Of the many, many remarkable things about David Lynch’s masterpiece, “Mulholland Drive”, its sheer visual gorgeousness stands out. You could freeze almost any moment in the film and the image captured would be beautiful enough to turn into a poster.
That’s exactly what we’ve done here, snatching an image from a YouTube of the film’s famed theatre sequence. The backstory: Rita (on the left), is an amnesiac who finds herself bloodied and stumbling on the Mulholland Drive of the title, with no idea of how she got there. Betty (on the right) is a perky, aspiring young actress who discovered Rita cowering in her shower. Together, they have been trying to unravel the mystery of who “Rita” is, where she came from, what happened to her and why her bag contains a huge stash of cash and a mysterious blue key. They have also been falling, almost unknown to each other, in love.
This being a David Lynch film, their quest – set out on with an adventurousness and eagerness which is almost Blytonesque – has taken them to dark places indeed, and the discovery of a decomposing corpse which will prove to have terrible significance.

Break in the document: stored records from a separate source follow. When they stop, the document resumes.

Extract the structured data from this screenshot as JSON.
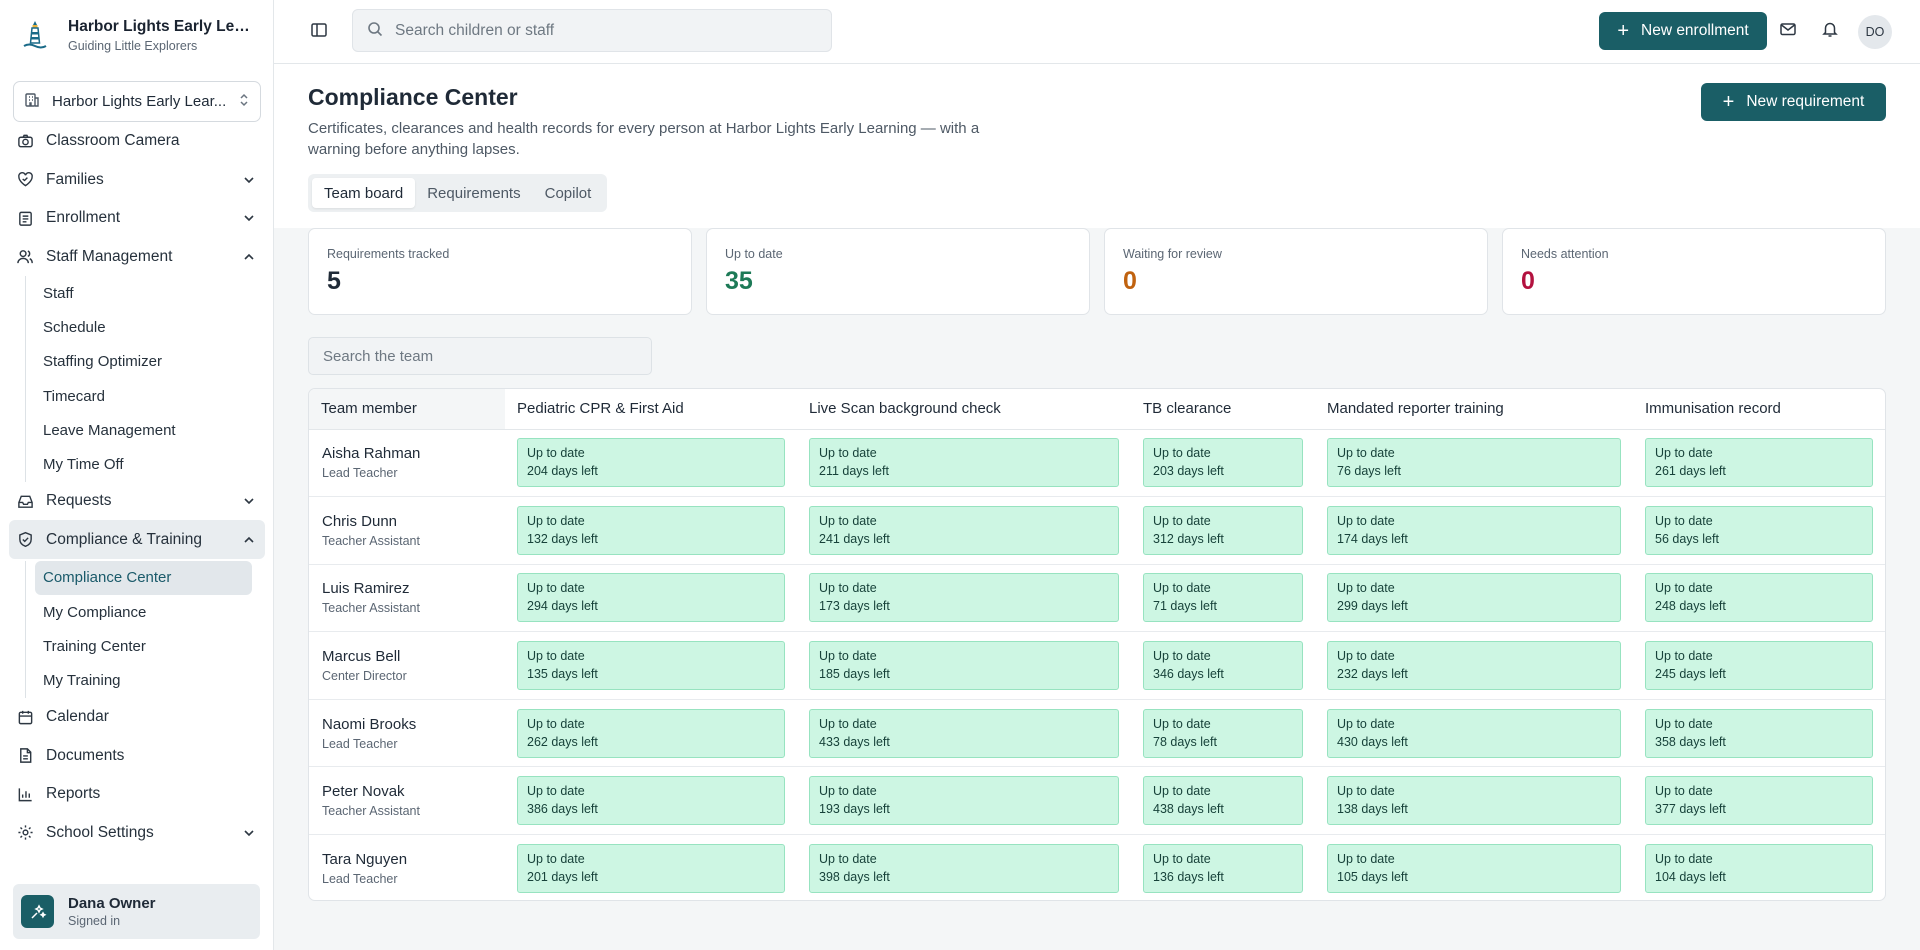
{
  "brand": {
    "title": "Harbor Lights Early Learn...",
    "subtitle": "Guiding Little Explorers"
  },
  "school_select": {
    "name": "Harbor Lights Early Lear..."
  },
  "nav": {
    "classroom_camera": "Classroom Camera",
    "families": "Families",
    "enrollment": "Enrollment",
    "staff_management": "Staff Management",
    "staff_sub": [
      "Staff",
      "Schedule",
      "Staffing Optimizer",
      "Timecard",
      "Leave Management",
      "My Time Off"
    ],
    "requests": "Requests",
    "compliance": "Compliance & Training",
    "compliance_sub": [
      "Compliance Center",
      "My Compliance",
      "Training Center",
      "My Training"
    ],
    "calendar": "Calendar",
    "documents": "Documents",
    "reports": "Reports",
    "school_settings": "School Settings"
  },
  "user": {
    "name": "Dana Owner",
    "status": "Signed in",
    "initials": "DO"
  },
  "topbar": {
    "search_placeholder": "Search children or staff",
    "new_enrollment": "New enrollment"
  },
  "page": {
    "title": "Compliance Center",
    "description": "Certificates, clearances and health records for every person at Harbor Lights Early Learning — with a warning before anything lapses.",
    "new_requirement": "New requirement",
    "tabs": [
      "Team board",
      "Requirements",
      "Copilot"
    ]
  },
  "stats": [
    {
      "label": "Requirements tracked",
      "value": "5",
      "color": "#1f2a37"
    },
    {
      "label": "Up to date",
      "value": "35",
      "color": "#1d7a57"
    },
    {
      "label": "Waiting for review",
      "value": "0",
      "color": "#c0620f"
    },
    {
      "label": "Needs attention",
      "value": "0",
      "color": "#b3123f"
    }
  ],
  "team_search_placeholder": "Search the team",
  "table": {
    "headers": [
      "Team member",
      "Pediatric CPR & First Aid",
      "Live Scan background check",
      "TB clearance",
      "Mandated reporter training",
      "Immunisation record"
    ],
    "status_text": "Up to date",
    "rows": [
      {
        "name": "Aisha Rahman",
        "role": "Lead Teacher",
        "days": [
          "204 days left",
          "211 days left",
          "203 days left",
          "76 days left",
          "261 days left"
        ]
      },
      {
        "name": "Chris Dunn",
        "role": "Teacher Assistant",
        "days": [
          "132 days left",
          "241 days left",
          "312 days left",
          "174 days left",
          "56 days left"
        ]
      },
      {
        "name": "Luis Ramirez",
        "role": "Teacher Assistant",
        "days": [
          "294 days left",
          "173 days left",
          "71 days left",
          "299 days left",
          "248 days left"
        ]
      },
      {
        "name": "Marcus Bell",
        "role": "Center Director",
        "days": [
          "135 days left",
          "185 days left",
          "346 days left",
          "232 days left",
          "245 days left"
        ]
      },
      {
        "name": "Naomi Brooks",
        "role": "Lead Teacher",
        "days": [
          "262 days left",
          "433 days left",
          "78 days left",
          "430 days left",
          "358 days left"
        ]
      },
      {
        "name": "Peter Novak",
        "role": "Teacher Assistant",
        "days": [
          "386 days left",
          "193 days left",
          "438 days left",
          "138 days left",
          "377 days left"
        ]
      },
      {
        "name": "Tara Nguyen",
        "role": "Lead Teacher",
        "days": [
          "201 days left",
          "398 days left",
          "136 days left",
          "105 days left",
          "104 days left"
        ]
      }
    ]
  }
}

And then things take an abrupt turn from the strange to the surreal.
After one of the more famous lesbian sex scenes in movie history, they wake in the small hours of the night and find themselves mysteriously drawn to a deserted theatre – “Silencio” – where a sinister magician has begun to show them that all is definitely not as it seems. A dramatically made up woman takes the stage to sing an exquisite Spanish version of Roy Orbison’s “Crying”. Rita and Betty begin to weep , too, clinging onto each other, perhaps aware that everything is about to change.

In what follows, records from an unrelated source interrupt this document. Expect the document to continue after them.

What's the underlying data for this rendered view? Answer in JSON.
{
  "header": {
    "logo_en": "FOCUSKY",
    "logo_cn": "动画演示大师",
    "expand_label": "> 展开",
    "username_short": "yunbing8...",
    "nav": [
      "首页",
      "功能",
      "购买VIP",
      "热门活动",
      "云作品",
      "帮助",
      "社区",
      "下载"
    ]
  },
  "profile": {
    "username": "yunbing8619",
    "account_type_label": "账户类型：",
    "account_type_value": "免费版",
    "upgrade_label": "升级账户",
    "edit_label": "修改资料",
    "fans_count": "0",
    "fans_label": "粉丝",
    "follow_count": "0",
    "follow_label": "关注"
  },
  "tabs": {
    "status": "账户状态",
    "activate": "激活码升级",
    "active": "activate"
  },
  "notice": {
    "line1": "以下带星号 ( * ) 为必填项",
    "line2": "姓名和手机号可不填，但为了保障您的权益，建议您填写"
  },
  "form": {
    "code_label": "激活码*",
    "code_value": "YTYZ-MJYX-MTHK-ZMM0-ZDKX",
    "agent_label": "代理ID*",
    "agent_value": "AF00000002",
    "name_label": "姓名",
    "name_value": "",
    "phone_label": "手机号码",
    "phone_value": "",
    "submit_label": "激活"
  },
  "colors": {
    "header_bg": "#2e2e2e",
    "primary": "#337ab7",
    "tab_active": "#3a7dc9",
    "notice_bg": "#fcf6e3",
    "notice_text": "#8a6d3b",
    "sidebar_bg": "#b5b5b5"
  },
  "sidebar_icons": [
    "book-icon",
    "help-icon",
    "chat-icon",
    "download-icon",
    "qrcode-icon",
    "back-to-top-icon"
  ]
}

A blue box is about to be discovered. Rita’s key will open it and turn the world inside out. A fantasy disintegrates. Sunny LA optimism sours into bitterness and darkness. Betty and Rita themselves are gone forever, to be replaced by darker and more desperate people who only happen to share the same bodies and the same city. Cruelty reigns, and murder and suicide wait patiently in the wings, knowing their time to take the stage will come.
Beautiful, unpredictable, surprisingly moving and occasionally terrifying, Mulholland Drive does make sense, if you’re prepared to join Lynch on his foray into the unknown and ignore a few red herrings. And when you do suddenly understand the film’s puzzlebox structure, the impact is searing and unforgettable.
Note – this is one of the few films Chris and I have seen at the cinema together. By the end, most of the audience were hooting with derision at the outlandish twists and turns. Chris and I ignored them and left almost breathless, furiously trying to dig out the film’s meaning. It took time but was worth the effort.